Weniger nicht. Das wissen diese Konfirmanden, die heute alle Ja zu ihrer Taufe sagen. Als religionsmündige Christen.

Sie stellen dieses Vertrauen, nennen Sie es Glauben, über die Angst. Denn das sind die beiden großen Kräfte in unserem Seelenleben: Vertrauen und Angst.

Darum traktieren wir in diesem Eurem Jahrgang und in diesem Festgottesdienst das Wasser so ausführlich. Weil es nicht weniger als ein Symbol ist für den Menschen, der dadurch definiert ist, dass er im Spannungsbogen zwischen

Mangel und Erfüllung

Angewiesensein und Entgegenkommen

befürchteter Bedürftigkeit und erhofftem Segen

steht.

Johannes, der Philosoph unter den vier Evangelisten, spielt bewusst und an vielen Stellen mit Missverständnissen.

Liebe Gemeinde, jedes von diesen ist eine Herausforderung. Das Missverstehen der Samariterin steht für die Herausforderung jedes einzelnen: nämlich zu entziffern, was das Lebensnotwendige für Sie und mich, für Euch ist.

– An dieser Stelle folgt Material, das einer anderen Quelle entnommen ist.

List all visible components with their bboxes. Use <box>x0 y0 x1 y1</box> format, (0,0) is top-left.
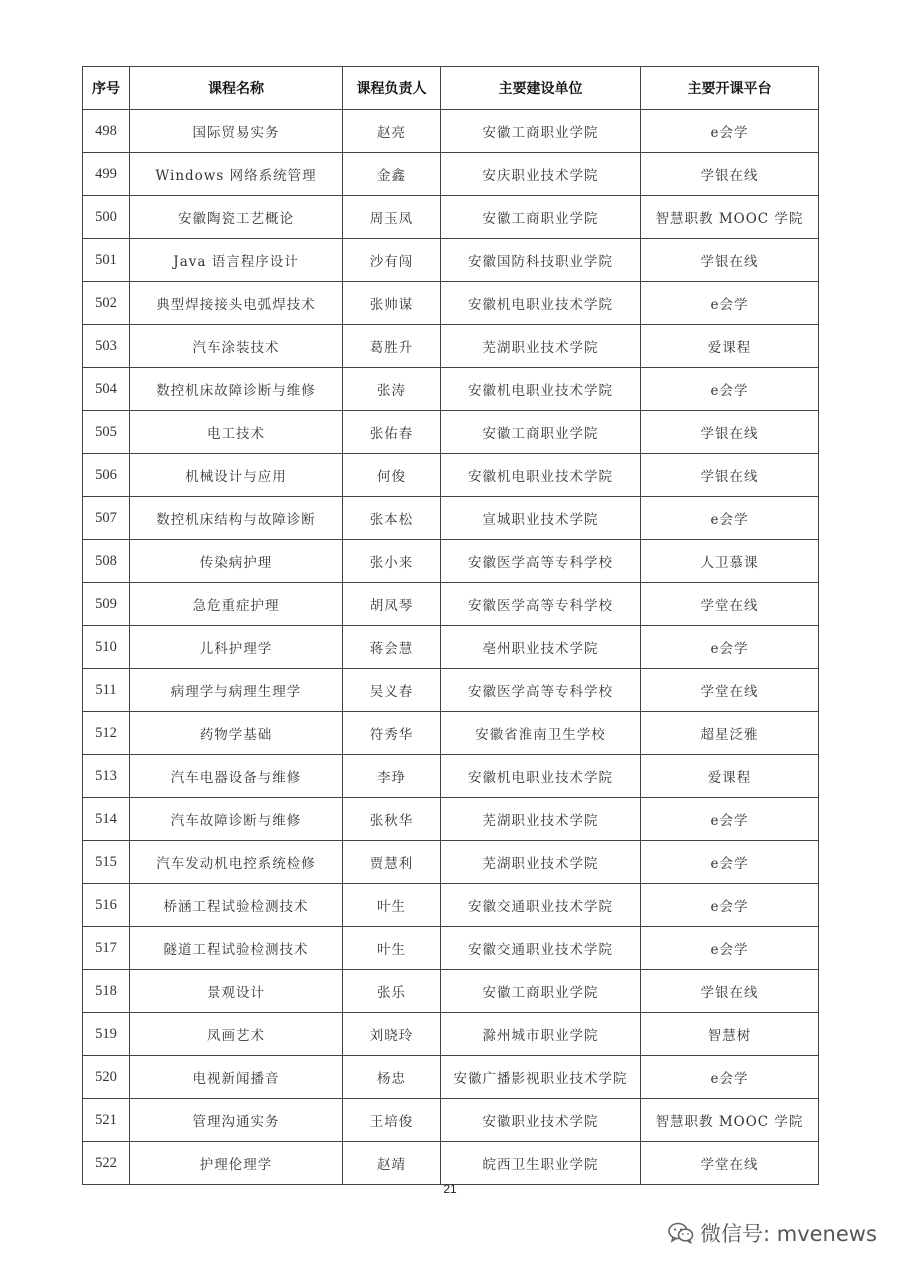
table-row <box>83 368 819 411</box>
cell-institution: 芜湖职业技术学院 <box>441 798 641 841</box>
cell-course-leader: 张小来 <box>343 540 441 583</box>
cell-course-name: 汽车故障诊断与维修 <box>130 798 343 841</box>
cell-index: 506 <box>83 454 130 497</box>
cell-institution: 安徽机电职业技术学院 <box>441 282 641 325</box>
cell-index: 516 <box>83 884 130 927</box>
table-row <box>83 153 819 196</box>
cell-course-leader: 叶生 <box>343 927 441 970</box>
cell-institution: 安徽工商职业学院 <box>441 110 641 153</box>
cell-index: 500 <box>83 196 130 239</box>
cell-index: 509 <box>83 583 130 626</box>
cell-course-leader: 张佑春 <box>343 411 441 454</box>
cell-index: 515 <box>83 841 130 884</box>
cell-index: 502 <box>83 282 130 325</box>
cell-institution: 安徽省淮南卫生学校 <box>441 712 641 755</box>
cell-course-name: 电视新闻播音 <box>130 1056 343 1099</box>
table-header-row <box>83 67 819 110</box>
cell-institution: 安徽机电职业技术学院 <box>441 368 641 411</box>
cell-platform: e会学 <box>641 927 819 970</box>
cell-course-name: 安徽陶瓷工艺概论 <box>130 196 343 239</box>
cell-index: 499 <box>83 153 130 196</box>
cell-platform: e会学 <box>641 497 819 540</box>
cell-platform: e会学 <box>641 282 819 325</box>
table-row <box>83 1013 819 1056</box>
cell-institution: 亳州职业技术学院 <box>441 626 641 669</box>
header-institution: 主要建设单位 <box>441 67 641 110</box>
cell-course-leader: 蒋会慧 <box>343 626 441 669</box>
cell-course-leader: 何俊 <box>343 454 441 497</box>
cell-course-name: 护理伦理学 <box>130 1142 343 1185</box>
cell-platform: 智慧树 <box>641 1013 819 1056</box>
cell-index: 521 <box>83 1099 130 1142</box>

„Gib mir das Lebensnotwendige!“, auf diese Auflösung läuft das johanneische Rätsel hinaus. Glaube an das Gelingen des Lebens kann nicht erworben – nur geschenkt werden. Wer aber mit ihm beschenkt wurde, der weiß, dass der Glaube auch dann trägt, wenn das ansonsten Nötige fehlt; dass einer das Miteinander gelingen lassen  w i l l, auch wenn es gerade Differenzen gibt; dass ich lieben kann und geliebt werde – unter allen Umständen.

Solcher Glaube zieht Kreise – ganz wie das Wasser.

Weil ihr im Apothekenschrank Eures Lebens solch einen Schluck Lebenswassers stehen habt, weil Ihr dieses Vertrauen in Euch tragen dürft, lasst Ihr Euch heute segnen.

Fast möchte ich sagen „Prost“. Aber hier heißt es immer noch Amen.